Para quem está acompanhando as notícias deve saber que Michael Schumacher, o heptacampeão (sete vezes) de Fórmula 1 recém acordou de um coma que durou cerca de seis meses. Mais uma vitória para seu histórico de medalhas e taças, não é mesmo?

Nesta semana a revista Isto é publicou uma reportagem sobre Schumy que virou manchete de capa. Ainda não comprei a revista, mas provavelmente falarão sobre seu acidente e a situação em que se encontra atualmente. Além desta reportagem poderemos acompanhar a entrevista de uma sobrevivente de Traumatismo Craniano cujo tratamento de reabilitação cognitiva foi oferecido pelo Centro Paulista de Neuropsicologia, um dos pioneiros no Brasil na área de reabilitação. Para os interessados de plantão, sugiro que tentem acompanhar essas notícias.

Hoje, meu papel aqui é o de ressaltar alguns pontos importantes sobre a situação de pessoas que acordam do período de coma.

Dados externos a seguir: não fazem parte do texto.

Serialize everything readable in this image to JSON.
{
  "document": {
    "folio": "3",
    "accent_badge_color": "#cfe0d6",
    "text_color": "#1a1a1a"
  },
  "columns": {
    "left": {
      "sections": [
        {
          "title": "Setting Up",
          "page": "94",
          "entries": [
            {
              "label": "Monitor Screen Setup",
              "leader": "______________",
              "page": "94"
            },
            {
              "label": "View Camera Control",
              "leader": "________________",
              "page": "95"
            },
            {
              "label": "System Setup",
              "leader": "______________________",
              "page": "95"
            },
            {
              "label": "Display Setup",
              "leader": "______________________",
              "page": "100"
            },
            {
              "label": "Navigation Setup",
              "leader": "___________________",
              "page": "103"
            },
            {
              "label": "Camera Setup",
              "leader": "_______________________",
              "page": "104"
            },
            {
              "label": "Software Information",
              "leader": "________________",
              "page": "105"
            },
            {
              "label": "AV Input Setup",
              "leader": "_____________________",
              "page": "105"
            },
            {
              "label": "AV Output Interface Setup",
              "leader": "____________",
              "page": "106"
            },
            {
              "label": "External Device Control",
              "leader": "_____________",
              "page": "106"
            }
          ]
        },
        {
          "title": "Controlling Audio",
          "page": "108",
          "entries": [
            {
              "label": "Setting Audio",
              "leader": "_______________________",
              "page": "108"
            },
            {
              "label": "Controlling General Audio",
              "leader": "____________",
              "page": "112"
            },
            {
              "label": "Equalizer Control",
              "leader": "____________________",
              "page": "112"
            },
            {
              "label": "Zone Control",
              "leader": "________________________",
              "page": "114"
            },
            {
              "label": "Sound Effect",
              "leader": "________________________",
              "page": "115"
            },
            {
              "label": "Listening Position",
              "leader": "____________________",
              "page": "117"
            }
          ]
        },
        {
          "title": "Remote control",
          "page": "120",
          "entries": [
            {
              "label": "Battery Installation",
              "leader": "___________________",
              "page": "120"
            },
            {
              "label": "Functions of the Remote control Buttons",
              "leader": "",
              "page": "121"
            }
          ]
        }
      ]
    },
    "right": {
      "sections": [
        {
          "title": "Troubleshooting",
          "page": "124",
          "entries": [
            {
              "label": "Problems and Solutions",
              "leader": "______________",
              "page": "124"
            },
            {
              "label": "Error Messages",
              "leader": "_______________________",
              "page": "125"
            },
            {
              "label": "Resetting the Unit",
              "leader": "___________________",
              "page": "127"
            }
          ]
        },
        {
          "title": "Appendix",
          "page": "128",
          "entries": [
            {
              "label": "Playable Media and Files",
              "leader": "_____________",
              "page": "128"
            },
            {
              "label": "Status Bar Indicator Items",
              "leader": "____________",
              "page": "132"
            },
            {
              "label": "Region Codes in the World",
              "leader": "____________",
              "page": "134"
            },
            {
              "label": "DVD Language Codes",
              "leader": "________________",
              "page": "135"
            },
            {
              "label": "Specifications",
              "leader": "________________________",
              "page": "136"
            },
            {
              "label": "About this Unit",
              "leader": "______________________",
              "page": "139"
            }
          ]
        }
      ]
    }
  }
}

A principal mensagem é a de que este período após o coma É APENAS O COMEÇO.

Atividade cerebral. Cirurgias. Clipagem. Uso de sonda. Aparelhos para ajudar a respirar. São tantos os desafios para sobreviventes após um acidente cerebral. Embora os progressos possam ser lentos, é possível percebê-los e vibrar a cada novo (e muitas vezes, pequeno) avanço.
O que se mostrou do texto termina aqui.